To address public acceptance, Toscano says the unmanned systems community needs to do outreach, because the average person’s perspective includes a lot of misinformation.
“The average person out there only sees what they see on TV and they hear what’s on the radios and stuff, and a lot of that is not accurate,” he says. “There’s some truth to some of the things, but for the most part, it’s skewed in the wrong direction, and a lot of it comes from the Hollywood aspects of Terminator — you know, the Big Brother-type aspects.”
On the regulation side of things, AUVSI is working closely with a wide number of government agencies. For unmanned aerial vehicles, it’s fairly straightforward, since the FAA has been designated to lead the charge. For driverless cars, it’s more difficult, since in the U.S. each state regulates its own highways — plus there’s also the Federal Highway Administration, Department of Transportation and the National Highway Traffic Safety Administration.
For now, it’s going to be a series of small steps, and even looking forward Toscano says driverless cars won’t simply take over the roads one day. When the Model T was introduced, he points out, we didn’t do away with horses. Instead, they are still part of a multibillion-dollar industry. People will always want to ride horses, and similarly there will be people who want to drive cars and watch NASCAR and work on their ’64 Mustang.

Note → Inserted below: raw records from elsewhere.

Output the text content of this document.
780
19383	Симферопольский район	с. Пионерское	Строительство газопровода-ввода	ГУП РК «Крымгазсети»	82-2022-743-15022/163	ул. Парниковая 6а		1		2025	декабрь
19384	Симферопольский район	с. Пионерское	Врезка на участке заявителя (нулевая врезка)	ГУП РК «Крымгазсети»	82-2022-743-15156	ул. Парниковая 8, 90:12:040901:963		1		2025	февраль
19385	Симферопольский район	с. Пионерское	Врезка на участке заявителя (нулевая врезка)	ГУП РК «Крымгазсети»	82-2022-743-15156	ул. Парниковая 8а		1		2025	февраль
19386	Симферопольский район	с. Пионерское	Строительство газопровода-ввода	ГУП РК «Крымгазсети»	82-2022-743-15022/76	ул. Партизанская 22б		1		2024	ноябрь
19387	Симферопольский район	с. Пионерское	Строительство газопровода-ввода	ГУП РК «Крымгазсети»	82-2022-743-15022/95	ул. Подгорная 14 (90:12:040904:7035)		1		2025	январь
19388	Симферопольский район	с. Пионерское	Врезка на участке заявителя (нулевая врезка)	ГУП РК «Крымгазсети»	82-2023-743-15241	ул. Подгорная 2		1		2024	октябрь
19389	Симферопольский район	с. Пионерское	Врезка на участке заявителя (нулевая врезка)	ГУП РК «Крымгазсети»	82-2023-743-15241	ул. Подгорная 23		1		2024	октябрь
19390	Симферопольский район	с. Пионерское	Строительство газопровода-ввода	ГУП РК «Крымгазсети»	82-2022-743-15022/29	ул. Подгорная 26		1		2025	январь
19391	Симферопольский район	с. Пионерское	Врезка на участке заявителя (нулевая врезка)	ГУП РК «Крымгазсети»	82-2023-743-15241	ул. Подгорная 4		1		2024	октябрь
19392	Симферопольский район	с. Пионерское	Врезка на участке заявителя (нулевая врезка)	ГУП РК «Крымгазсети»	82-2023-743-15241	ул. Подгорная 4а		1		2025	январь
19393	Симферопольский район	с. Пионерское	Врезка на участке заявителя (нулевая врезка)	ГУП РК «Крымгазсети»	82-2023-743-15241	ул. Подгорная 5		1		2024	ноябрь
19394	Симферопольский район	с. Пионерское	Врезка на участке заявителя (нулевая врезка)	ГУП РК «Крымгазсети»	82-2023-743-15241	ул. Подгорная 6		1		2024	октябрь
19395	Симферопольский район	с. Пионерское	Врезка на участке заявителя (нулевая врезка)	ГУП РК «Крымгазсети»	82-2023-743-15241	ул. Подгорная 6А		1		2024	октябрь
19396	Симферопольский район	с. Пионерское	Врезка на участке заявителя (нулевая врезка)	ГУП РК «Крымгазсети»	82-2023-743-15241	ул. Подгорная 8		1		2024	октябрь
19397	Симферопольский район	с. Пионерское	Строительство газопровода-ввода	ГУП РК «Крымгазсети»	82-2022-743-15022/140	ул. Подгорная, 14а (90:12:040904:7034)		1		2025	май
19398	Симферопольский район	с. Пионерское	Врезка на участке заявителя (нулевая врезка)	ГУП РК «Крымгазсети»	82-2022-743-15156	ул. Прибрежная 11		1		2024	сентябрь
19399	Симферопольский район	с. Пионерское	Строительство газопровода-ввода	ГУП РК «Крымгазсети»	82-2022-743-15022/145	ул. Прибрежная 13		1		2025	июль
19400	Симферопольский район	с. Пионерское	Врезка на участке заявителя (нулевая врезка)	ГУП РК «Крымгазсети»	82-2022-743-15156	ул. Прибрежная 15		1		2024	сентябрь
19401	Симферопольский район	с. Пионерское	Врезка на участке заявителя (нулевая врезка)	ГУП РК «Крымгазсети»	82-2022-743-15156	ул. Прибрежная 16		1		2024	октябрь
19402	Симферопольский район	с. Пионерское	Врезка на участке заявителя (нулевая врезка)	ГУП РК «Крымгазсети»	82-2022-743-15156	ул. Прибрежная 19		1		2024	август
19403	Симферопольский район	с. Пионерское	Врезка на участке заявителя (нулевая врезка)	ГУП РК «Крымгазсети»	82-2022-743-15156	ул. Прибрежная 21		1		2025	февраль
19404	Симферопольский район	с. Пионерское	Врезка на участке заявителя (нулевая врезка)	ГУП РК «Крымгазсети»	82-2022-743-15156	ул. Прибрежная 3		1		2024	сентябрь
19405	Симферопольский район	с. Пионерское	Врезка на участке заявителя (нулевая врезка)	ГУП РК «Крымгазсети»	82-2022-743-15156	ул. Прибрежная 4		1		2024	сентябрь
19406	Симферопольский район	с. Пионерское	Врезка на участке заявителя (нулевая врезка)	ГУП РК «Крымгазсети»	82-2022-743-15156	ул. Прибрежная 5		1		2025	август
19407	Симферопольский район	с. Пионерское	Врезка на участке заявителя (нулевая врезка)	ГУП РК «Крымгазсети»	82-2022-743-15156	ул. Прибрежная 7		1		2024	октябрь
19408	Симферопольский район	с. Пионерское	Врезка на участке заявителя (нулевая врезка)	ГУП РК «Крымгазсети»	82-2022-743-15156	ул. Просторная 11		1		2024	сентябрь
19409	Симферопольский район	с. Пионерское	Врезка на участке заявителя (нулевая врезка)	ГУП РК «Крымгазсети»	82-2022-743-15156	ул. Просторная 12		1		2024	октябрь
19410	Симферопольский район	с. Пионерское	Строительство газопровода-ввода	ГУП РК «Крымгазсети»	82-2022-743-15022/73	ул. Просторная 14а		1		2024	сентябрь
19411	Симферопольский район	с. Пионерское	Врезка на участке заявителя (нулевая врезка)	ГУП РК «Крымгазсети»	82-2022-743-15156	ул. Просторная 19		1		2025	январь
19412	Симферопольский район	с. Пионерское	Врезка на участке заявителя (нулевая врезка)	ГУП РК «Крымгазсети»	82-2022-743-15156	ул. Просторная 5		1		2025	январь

However, people don’t enjoy sitting in traffic (87 billion man-hours are lost to congestion) and driverless cars offer the ability to eat, sleep, drink, text or watch TV as you get from point A to point B. That’s probably the robotics equivalent of a “killer app,” and there’s little question people will want that technology implemented. At first, Toscano says it may be in the form of an HOV lane or some other dedicated lane, but he’s confident it will eventually happen.
“I use the old joke that they were interviewing a 100-year-old man, and they said, ‘You must have seen a lot of changes in your life,” Toscano says. “And he said, ‘Yes … and I was against all of them.’ So, this is kind of what you get with this. People don’t understand how it can change their life in such a great way. And so they’re against it, not because they don’t like it, but just because they don’t understand it.”